A new rule aimed at tackling money laundering through virtual assets is concerning problems, not least with data protection legislation, argues Teggy Altankhuyag
Since the birth of cryptocurrency, it was argued that virtual currencies and assets are worthy alternatives to the existing financial system.
Governments and regulators have fought long and hard to deny crypto’s legitimacy, but its popularity has made it increasingly difficult to ignore.
The news in June 2019 that Virtual Asset Service Providers (VASPs) would be subject to the Financial Action Task Force’s (FATF) “travel rule” represents an acknowledgement for crypto.
As VASPs are integrated into the global financial system, they must now abide by regulations such as FATF’s Recommendation 16. Also known as the travel tule, this requires financial services firms to collect identifying information from the originators and beneficiaries of domestic and cross-border wire transfers to create a suitable AML/CFT audit trail.

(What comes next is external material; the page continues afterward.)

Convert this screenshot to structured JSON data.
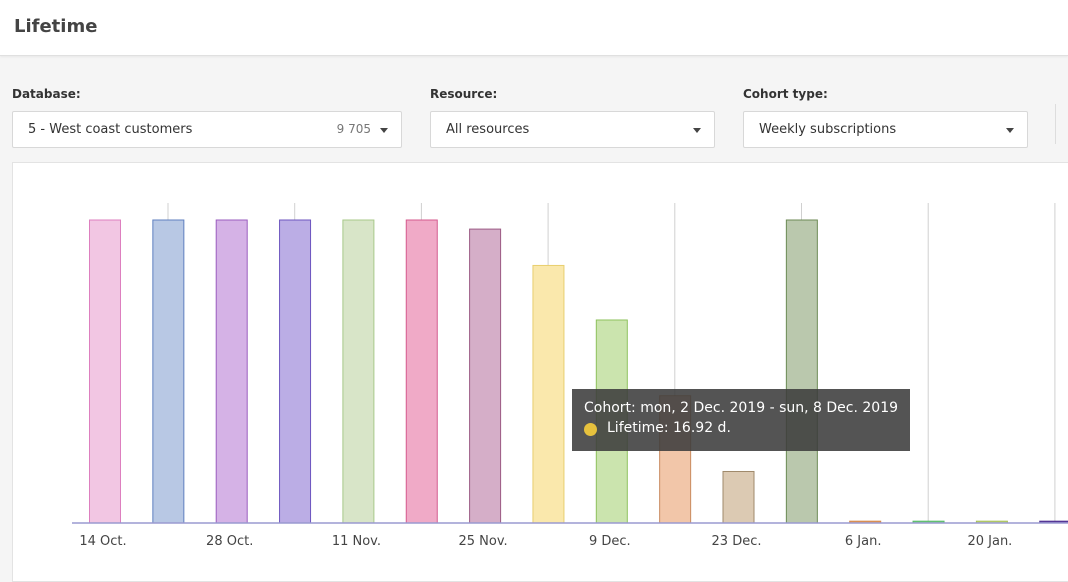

This presents its fair share of challenges for the VASPs, which are built on the principles of anonymity and decentralisation.
It already requires careful thinking and innovative solutions for the industry to adopt the travel rule safely while protecting our clients’ interests, on top of the GDPR compliance requirements for VASPs based in the EU and the UK.
The first challenge for VASPs in meeting the travel rule starts with how to identify customers’ addresses and then to safely associate customers’ personally identifiable information (PII) with each transaction.
It’s difficult to see how VASPs can do this without affecting the transfer speed or adding significantly to the costs associated with compliance of navigating the vastly varying AML/CFT approaches required in different parts of the world.
Developments are already happening around the world specifically addressing the travel rule challenges; however it is likely that we will see regional solutions rather than a global one in the coming years.
As regards GDPR, this is a conversation that continues to evolve. The next question for our industry must address is “What happens to our GDPR obligations for the EU and UK VASPs?”.
Some requirements of GDPR and travel rules seem incompatible at this stage, not least the fact that bulk transfer of personal data to the US is not allowed under GDPR.
What most concerns me is the issue of sharing clients’ information with global VASPs, each of which have varying levels of security standards, as well as being based in different jurisdictions with different levels of data protection and AML/CFT requirements and strengths. With so much divergence, the potential risk is the weak links providing perfect opportunities for criminals to take advantage of.
The timeline of the travel rule’s adoption varies from jurisdiction to jurisdiction and we are likely to be in situations where a regulated VASP will need to deal with an unregulated VASP. Early adoption of the travel rule by the EU and UK will require VASPs to put a lot more effort into complying with all applicable laws and regulations governing other financial firms with which they do business.
One of the biggest problems is that the inconsistencies across the various regulatory frameworks create a competitive advantage for those based in jurisdictions with low compliance requirements. These regulatory cracks have encouraged a “catch me if you can” mentality, which does little for our industry’s reputation, or the security of our customers.
Compliance and regulatory overheads for VASPs in regulated jurisdictions are already very high, comprising on average about 30 per cent of the total costs — compared to next to none for the competition based in light-touch jurisdictions. And the VASPs that list multiple virtual assets will likely have their problems multiplied by the number of virtual assets they list.
The challenges we face are widely recognised and we have seen both industry participants and regulators putting their heads together to find solutions that enable the successful adoption of the travel rule around the globe.
It is important for EU- and UK-based VASPs to be mindful of the risks that can result from sharing their customer information with VASPs located in countries that have weak privacy and data protection rules.
These are obstacles that we must and shall overcome if VASPs are to take their seat at the table with traditional financial services providers. It will take a lot of work to ensure that we have a lawful basis for processing personal data without compromising the revolutionary benefits that make virtual currencies so attractive to so many.
By Teggy Altankhuyag, chief operating officer, Coinfloor.